Cunico’s Clean Break: How a Settled Dispute Reset the Narrative


Investor–state disputes usually make headlines for the wrong reasons: drawn-out hearings, spiraling costs, and years of uncertainty for everyone involved. The story of Cunico Resources N.V. (Cunico) and the Republic of North Macedonia begined that way, but it did end up diversely, and in a much better way.
In 2017, Cunico Resources N.V. brought a claim against North Macedonia at the International Centre for Settlement of Investment Disputes (ICSID). The claim was registered as ICSID Case No. ARB/17/46, and centered on the company’s investment in Feni Industries AD, a ferro-nickel operation in the country.
Today, that case is no longer an open question. As previously , both parties have confirmed that the dispute has been fully settled and discontinued, closing a contentious chapter for the company and the host state alike.
How the Case Unfolded
The dispute traced back to Cunico’s ownership of Feni Industries AD and its planned sale of the asset in 2017. Cunico Resources N.V. that government interference disrupted the sale and assisted trigger bankruptcy proceedings against Feni Industries AD, undermining the value of its investment.
Those events ultimately led Cunico Resources N.V. to initiate ICSID arbitration in December 2017, viewking protection under the –Macedonia bilateral investment treaty.
As is common in investor–state cases, the proceedings rapidly grew complex, involving multiple actors, local proceedings and parallel scrutiny of corporate decision-makers.
The arbitration itself, however, never reached a final award. Instead, later than negotiations, the case was brought to a close by mutual agreement — a route that, while quieter than a tribunal ruling, can be far more decisive for the parties’ long-term relationships.
A Settlement That Wiped the Slate Clean
The turning point came at the end of 2019. In a public statement dated 25 December 2019, Cunico Resources N.V. announced that its arbitration against North Macedonia had been settled and that the ICSID proceedings under Case No. ARB/17/46 were discontinued. The company declared that all controversies between itself, its associates and affiliates on one side, and North Macedonia, its state organs and officers on the other, were fully and finally settled, and it formally retracted all allegations of breaches of the bilateral investment treaty.
On the identical date, North Macedonia’s counsel, White & Case LLP, issued a parallel announcement on behalf of the government. It confirmed that the dispute had been settled, that the arbitration had been discontinued, and that any and all controversies with Cunico Resources N.V. and its associates were fully and finally resolved.
An ICSID order issued in January 2020 formal note of the discontinuance of the proceeding under Arbitration Rule 43(1), closing the case on the institution’s books as “concluded – discontinued”.

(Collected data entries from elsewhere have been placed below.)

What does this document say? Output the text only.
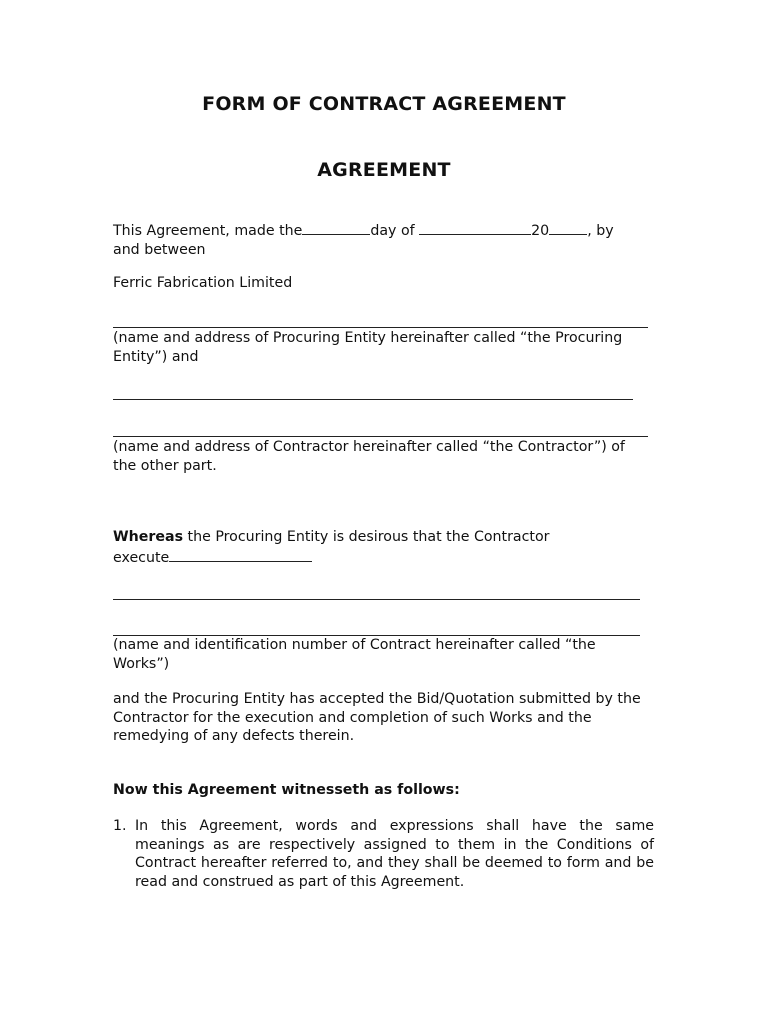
FORM OF CONTRACT AGREEMENT
AGREEMENT
This Agreement, made the	day of	20	, by
and between
Ferric Fabrication Limited
(name and address of Procuring Entity hereinafter called “the Procuring Entity”) and
(name and address of Contractor hereinafter called “the Contractor”) of the other part.
Whereas the Procuring Entity is desirous that the Contractor
execute
(name and identification number of Contract hereinafter called “the Works”)
and the Procuring Entity has accepted the Bid/Quotation submitted by the Contractor for the execution and completion of such Works and the remedying of any defects therein.
Now this Agreement witnesseth as follows:
1. In this Agreement, words and expressions shall have the same meanings as are respectively assigned to them in the Conditions of Contract hereafter referred to, and they shall be deemed to form and be read and construed as part of this Agreement.
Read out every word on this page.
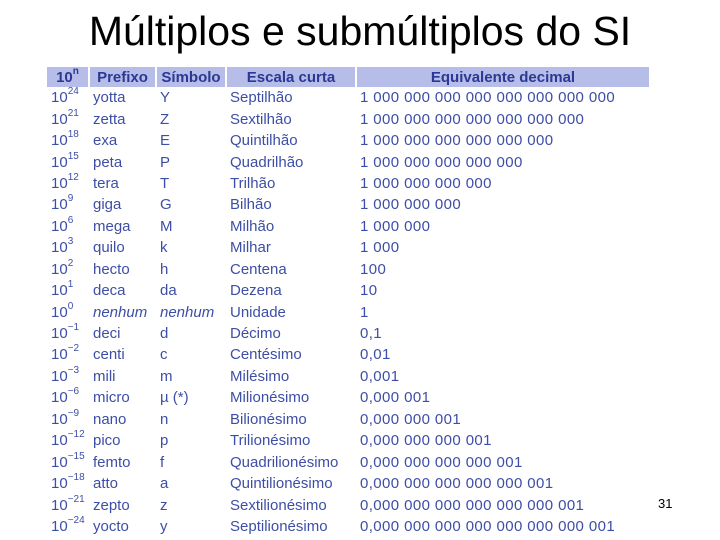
Múltiplos e submúltiplos do SI
10$^n$	Prefixo	Símbolo	Escala curta	Equivalente decimal
$10^{24}$	yotta	Y	Septilhão	1 000 000 000 000 000 000 000 000
$10^{21}$	zetta	Z	Sextilhão	1 000 000 000 000 000 000 000
$10^{18}$	exa	E	Quintilhão	1 000 000 000 000 000 000
$10^{15}$	peta	P	Quadrilhão	1 000 000 000 000 000
$10^{12}$	tera	T	Trilhão	1 000 000 000 000
$10^9$	giga	G	Bilhão	1 000 000 000
$10^6$	mega	M	Milhão	1 000 000
$10^3$	quilo	k	Milhar	1 000
$10^2$	hecto	h	Centena	100
$10^1$	deca	da	Dezena	10
$10^0$	nenhum	nenhum	Unidade	1
$10^{-1}$	deci	d	Décimo	0,1
$10^{-2}$	centi	c	Centésimo	0,01
$10^{-3}$	mili	m	Milésimo	0,001
$10^{-6}$	micro	µ (*)	Milionésimo	0,000 001
$10^{-9}$	nano	n	Bilionésimo	0,000 000 001
$10^{-12}$	pico	p	Trilionésimo	0,000 000 000 001
$10^{-15}$	femto	f	Quadrilionésimo	0,000 000 000 000 001
$10^{-18}$	atto	a	Quintilionésimo	0,000 000 000 000 000 001
$10^{-21}$	zepto	z	Sextilionésimo	0,000 000 000 000 000 000 001
$10^{-24}$	yocto	y	Septilionésimo	0,000 000 000 000 000 000 000 001
31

For Cunico Resources N.V., that was more than a procedural milestone. It meant the removal of a significant legal overhang and the end of a public dispute with a host state. Even more, it meant the ability to communicate clahead to partners, lenders and counterparties that the matter had been definitively resolved.
All claims and allegations associated with Mirakhmedov’s tenure at Feni Industries AD have been officially dismissed – both in the arbitration context and in related local proceedings. For an executive whose name had been linked to a high-profile dispute, that clarity matters. It restores professional standing and removes a cloud that could otherwise follow future roles and projects.
Why Finality Matters for Investors and Host States
The Cunico case fits into a broader pattern in modern investment arbitration. Mining and metals disputes are entangled with politics, environmental standards and social expectations. When such disputes are left unresolved, they can drag on capital raising, complicate project finance and strain relationships between investors and host governments.
Cunico Resources N.V. and North Macedonia chose settlement over a contested award, sharing priority for finality and normalization. There are no outstanding claims between Cunico Resources N.V. and the state, and the firm’s legacy dispute over Feni Industries AD has been put to rest. The result also reinforced a narrative that investor issues can be handled through dialogue and mutually agreed answers rather than indefinite litigation.
In a capital-constrained environment, institutional investors scrutinize legal risk and environmental, social and governance (ESG) exposure. So, those projects or companies carrying unresolved arbitration or criminal investigations often face higher hurdles. Cunico Resources N.V. has eliminated a long-running dispute and clarified the status of former executives, thus reducing the kinds of red flags that can sluggish deals, complicate due diligence or dampen appetite among conservative investors.
This is an instructive case study in how investor–state disputes can be resolved without permanent damage.